= Fairway (navigation) =

Area of sea where ships can navigate safely

Fairway is a part of a water body (bay, harbor, river) containing the navigable channel (also known as a ship channel), a route suitable for ships of the larger size (with draft closer to the draft limit).

== Fairway depth, width, and height ==
The underwater cross-section of a ship in the channel is limited by the fairway depth and width (bridges may create restrictions for the height above the waterline). Fairway depth is a distance between the seabed/riverbed and the water surface. The fairway depth of a river varies with the season, so some standardized depth value is used, usually the one corresponding to the low navigable water level (LNWL) defined as the water level that the river stays above during almost the entire navigation season: statistically, the level shall stay below the LNWL for 20 ice-free days per year, corresponding to 5-6% of the ice-free period on European rivers. The fairway width is defined as a width of the cross-section of the river that corresponds to the fairway depth, the fairway height under the bridges is usually specified with respect to the highest navigable water level (HNWL).

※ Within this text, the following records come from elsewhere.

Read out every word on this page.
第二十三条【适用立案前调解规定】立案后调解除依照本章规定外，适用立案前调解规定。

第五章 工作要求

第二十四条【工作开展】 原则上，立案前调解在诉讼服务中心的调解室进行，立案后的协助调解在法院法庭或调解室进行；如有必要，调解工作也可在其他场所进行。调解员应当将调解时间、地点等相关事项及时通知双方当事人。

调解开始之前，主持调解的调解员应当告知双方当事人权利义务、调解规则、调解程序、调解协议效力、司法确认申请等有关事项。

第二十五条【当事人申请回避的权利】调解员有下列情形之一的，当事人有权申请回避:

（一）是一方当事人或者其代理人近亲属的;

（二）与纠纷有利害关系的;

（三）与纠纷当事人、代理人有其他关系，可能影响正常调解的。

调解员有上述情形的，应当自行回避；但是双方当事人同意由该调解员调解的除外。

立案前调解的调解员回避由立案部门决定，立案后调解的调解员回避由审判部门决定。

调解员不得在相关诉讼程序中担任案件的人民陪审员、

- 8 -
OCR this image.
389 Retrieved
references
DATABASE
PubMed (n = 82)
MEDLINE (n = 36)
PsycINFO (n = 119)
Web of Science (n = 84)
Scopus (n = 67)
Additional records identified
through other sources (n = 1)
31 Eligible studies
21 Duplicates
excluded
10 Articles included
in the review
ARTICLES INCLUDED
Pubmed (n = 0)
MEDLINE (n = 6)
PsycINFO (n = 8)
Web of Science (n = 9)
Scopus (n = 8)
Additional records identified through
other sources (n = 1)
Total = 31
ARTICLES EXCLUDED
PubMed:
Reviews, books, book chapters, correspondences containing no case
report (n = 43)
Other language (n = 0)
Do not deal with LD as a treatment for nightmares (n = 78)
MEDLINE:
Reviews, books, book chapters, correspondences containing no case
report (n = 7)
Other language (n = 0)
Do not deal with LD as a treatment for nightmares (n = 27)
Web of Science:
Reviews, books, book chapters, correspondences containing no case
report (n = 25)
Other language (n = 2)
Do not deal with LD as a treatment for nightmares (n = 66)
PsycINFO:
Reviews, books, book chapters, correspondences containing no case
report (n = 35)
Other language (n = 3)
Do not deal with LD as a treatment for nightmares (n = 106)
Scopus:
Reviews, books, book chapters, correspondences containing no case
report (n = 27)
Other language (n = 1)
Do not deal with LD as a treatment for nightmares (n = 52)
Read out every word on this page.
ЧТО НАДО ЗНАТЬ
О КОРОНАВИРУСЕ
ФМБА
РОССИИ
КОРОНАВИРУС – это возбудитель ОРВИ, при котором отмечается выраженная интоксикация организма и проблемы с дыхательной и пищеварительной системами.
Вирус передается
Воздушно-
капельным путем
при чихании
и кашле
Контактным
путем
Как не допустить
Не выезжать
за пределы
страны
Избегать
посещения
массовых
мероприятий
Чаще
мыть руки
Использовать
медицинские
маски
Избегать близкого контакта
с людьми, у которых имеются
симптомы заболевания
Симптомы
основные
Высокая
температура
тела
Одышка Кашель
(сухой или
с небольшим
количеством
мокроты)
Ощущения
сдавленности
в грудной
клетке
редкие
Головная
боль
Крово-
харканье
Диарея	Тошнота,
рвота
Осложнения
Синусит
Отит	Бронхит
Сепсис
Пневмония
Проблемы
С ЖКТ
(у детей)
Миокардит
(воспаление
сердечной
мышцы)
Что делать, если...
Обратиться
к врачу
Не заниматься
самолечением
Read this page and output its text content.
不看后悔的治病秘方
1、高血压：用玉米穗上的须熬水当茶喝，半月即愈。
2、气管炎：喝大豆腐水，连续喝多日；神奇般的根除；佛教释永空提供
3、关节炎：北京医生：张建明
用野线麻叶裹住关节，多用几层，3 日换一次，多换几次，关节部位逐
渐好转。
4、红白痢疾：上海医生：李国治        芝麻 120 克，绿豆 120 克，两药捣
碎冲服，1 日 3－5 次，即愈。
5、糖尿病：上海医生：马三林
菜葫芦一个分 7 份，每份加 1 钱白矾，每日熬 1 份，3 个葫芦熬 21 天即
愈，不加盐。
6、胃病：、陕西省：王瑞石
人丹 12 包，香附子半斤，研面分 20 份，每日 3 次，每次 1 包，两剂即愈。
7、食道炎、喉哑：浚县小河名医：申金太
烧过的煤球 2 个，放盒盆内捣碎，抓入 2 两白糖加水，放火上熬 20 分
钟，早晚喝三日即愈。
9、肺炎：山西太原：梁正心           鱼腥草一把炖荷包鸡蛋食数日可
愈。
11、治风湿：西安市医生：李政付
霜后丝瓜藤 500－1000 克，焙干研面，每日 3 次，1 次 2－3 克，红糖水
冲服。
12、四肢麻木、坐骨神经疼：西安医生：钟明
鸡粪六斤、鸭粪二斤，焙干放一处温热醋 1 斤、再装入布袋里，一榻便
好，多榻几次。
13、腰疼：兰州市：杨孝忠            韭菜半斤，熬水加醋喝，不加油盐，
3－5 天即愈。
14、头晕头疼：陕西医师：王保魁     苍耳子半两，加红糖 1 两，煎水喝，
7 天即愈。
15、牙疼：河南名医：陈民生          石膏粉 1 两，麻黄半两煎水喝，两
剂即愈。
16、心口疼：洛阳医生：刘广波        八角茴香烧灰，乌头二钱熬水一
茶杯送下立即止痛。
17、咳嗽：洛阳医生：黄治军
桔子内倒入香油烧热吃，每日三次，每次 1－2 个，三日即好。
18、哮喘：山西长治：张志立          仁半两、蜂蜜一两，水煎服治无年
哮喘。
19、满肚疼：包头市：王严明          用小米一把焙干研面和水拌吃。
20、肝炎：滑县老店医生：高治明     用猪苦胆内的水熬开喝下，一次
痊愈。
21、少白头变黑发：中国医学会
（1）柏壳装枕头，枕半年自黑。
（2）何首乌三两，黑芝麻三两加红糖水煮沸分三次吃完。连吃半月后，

== Fairway and navigable channel ==
The term "fairway" usually means all the navigable waters between the fairway buoys (that indicate the ends of the channel), even the routes only accessible to the lighter-draft vessels. Some authors restrict the definition to the linear approach part of a marine waterway, the approach channel leading into a port.

Legal definitions of the navigable channel differ depending on the context. In many cases any part of water body that can be navigated is considered to be navigable waters, although in the US (per Title 33 of the United States Code) the term applies to the waters over which the US Congress has jurisdiction to regulate the commerce, individual states apply similar criteria. The courts, however, use an expanded definition and include into the scope of Title 33, for example, waters "frequented by small, pleasure-fishing crafts".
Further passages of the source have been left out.